A zipper storage bag, slider storage bag, zipper bag, ziplock bag, zip-lock bag, ziploc bag, or zippie is an inexpensive flexible rectangular storage bag, usually transparent, made of polyethylene or similar plastic, that can be sealed and opened many times, either by a slider, which works in a similar way to a zip fastener, or by pinching together the two sides of a mechanical sealing mechanism with one's fingers. The bags are made in many sizes; a typical small size is 1.5 × 2.5 in, and a typical large size is 9 × 12 in. Material thickness (gauge) varies; smaller bags are typically 40 to 45 μm.

Many such bags are used to contain foodstuffs, such as sandwiches but not cereal and freezer storage. Single and multiple small items for sale are often packed in small zipper bags for convenience and visibility.
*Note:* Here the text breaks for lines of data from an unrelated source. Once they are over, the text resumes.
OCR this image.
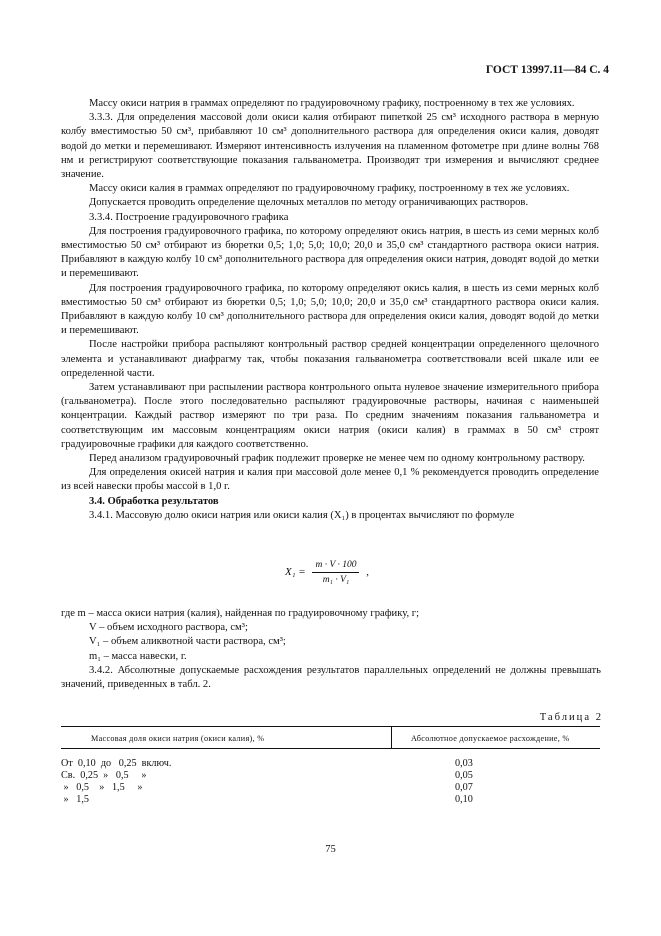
ГОСТ 13997.11—84 С. 4

Массу окиси натрия в граммах определяют по градуировочному графику, построенному в тех же условиях.

3.3.3. Для определения массовой доли окиси калия отбирают пипеткой 25 см³ исходного раствора в мерную колбу вместимостью 50 см³, прибавляют 10 см³ дополнительного раствора для определения окиси калия, доводят водой до метки и перемешивают. Измеряют интенсивность излучения на пламенном фотометре при длине волны 768 нм и регистрируют соответствующие показания гальванометра. Производят три измерения и вычисляют среднее значение.

Массу окиси калия в граммах определяют по градуировочному графику, построенному в тех же условиях.

Допускается проводить определение щелочных металлов по методу ограничивающих растворов.

3.3.4. Построение градуировочного графика

Для построения градуировочного графика, по которому определяют окись натрия, в шесть из семи мерных колб вместимостью 50 см³ отбирают из бюретки 0,5; 1,0; 5,0; 10,0; 20,0 и 35,0 см³ стандартного раствора окиси натрия. Прибавляют в каждую колбу 10 см³ дополнительного раствора для определения окиси натрия, доводят водой до метки и перемешивают.

Для построения градуировочного графика, по которому определяют окись калия, в шесть из семи мерных колб вместимостью 50 см³ отбирают из бюретки 0,5; 1,0; 5,0; 10,0; 20,0 и 35,0 см³ стандартного раствора окиси калия. Прибавляют в каждую колбу 10 см³ дополнительного раствора для определения окиси калия, доводят водой до метки и перемешивают.

После настройки прибора распыляют контрольный раствор средней концентрации определенного щелочного элемента и устанавливают диафрагму так, чтобы показания гальванометра соответствовали всей шкале или ее определенной части.

Затем устанавливают при распылении раствора контрольного опыта нулевое значение измерительного прибора (гальванометра). После этого последовательно распыляют градуировочные растворы, начиная с наименьшей концентрации. Каждый раствор измеряют по три раза. По средним значениям показания гальванометра и соответствующим им массовым концентрациям окиси натрия (окиси калия) в граммах в 50 см³ строят градуировочные графики для каждого соответственно.

Перед анализом градуировочный график подлежит проверке не менее чем по одному контрольному раствору.

Для определения окисей натрия и калия при массовой доле менее 0,1 % рекомендуется проводить определение из всей навески пробы массой в 1,0 г.

3.4. Обработка результатов

3.4.1. Массовую долю окиси натрия или окиси калия (X₁) в процентах вычисляют по формуле

$X_1 = \frac{m \cdot V \cdot 100}{\text{m₁ · V₁}}$ ,

где m – масса окиси натрия (калия), найденная по градуировочному графику, г;

V – объем исходного раствора, см³;

V₁ – объем аликвотной части раствора, см³;

m₁ – масса навески, г.

3.4.2. Абсолютные допускаемые расхождения результатов параллельных определений не должны превышать значений, приведенных в табл. 2.

Таблица 2
Массовая доля окиси натрия (окиси калия), %	Абсолютное допускаемое расхождение, %
От  0,10  до   0,25  включ.	0,03
Св.  0,25  »   0,5     »	0,05
»   0,5    »   1,5     »	0,07
»   1,5	0,10
75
Several types of reclosable features are available for plastic bags. Sometimes other types of bag, such as a cloth bag for toiletries fitted with a conventional zip fastener, are described as zipper bags.

== History ==

One bag was patented by Robert W. Vergobbi on May 18, 1954. In the same year, Minigrip licensed them as pencil bags. The zipper storage bag's most recognized function was not realized until 1957, when a fifth-grader named Robert Lejeune demonstrated that the bag could also be used safely as a food storage device. Eleven years later, in 1968, Dow Chemical Company began marketing them under the name Ziploc. Widetrack ribs were added in 1982, clicking zippers in 1993 and color in 1997.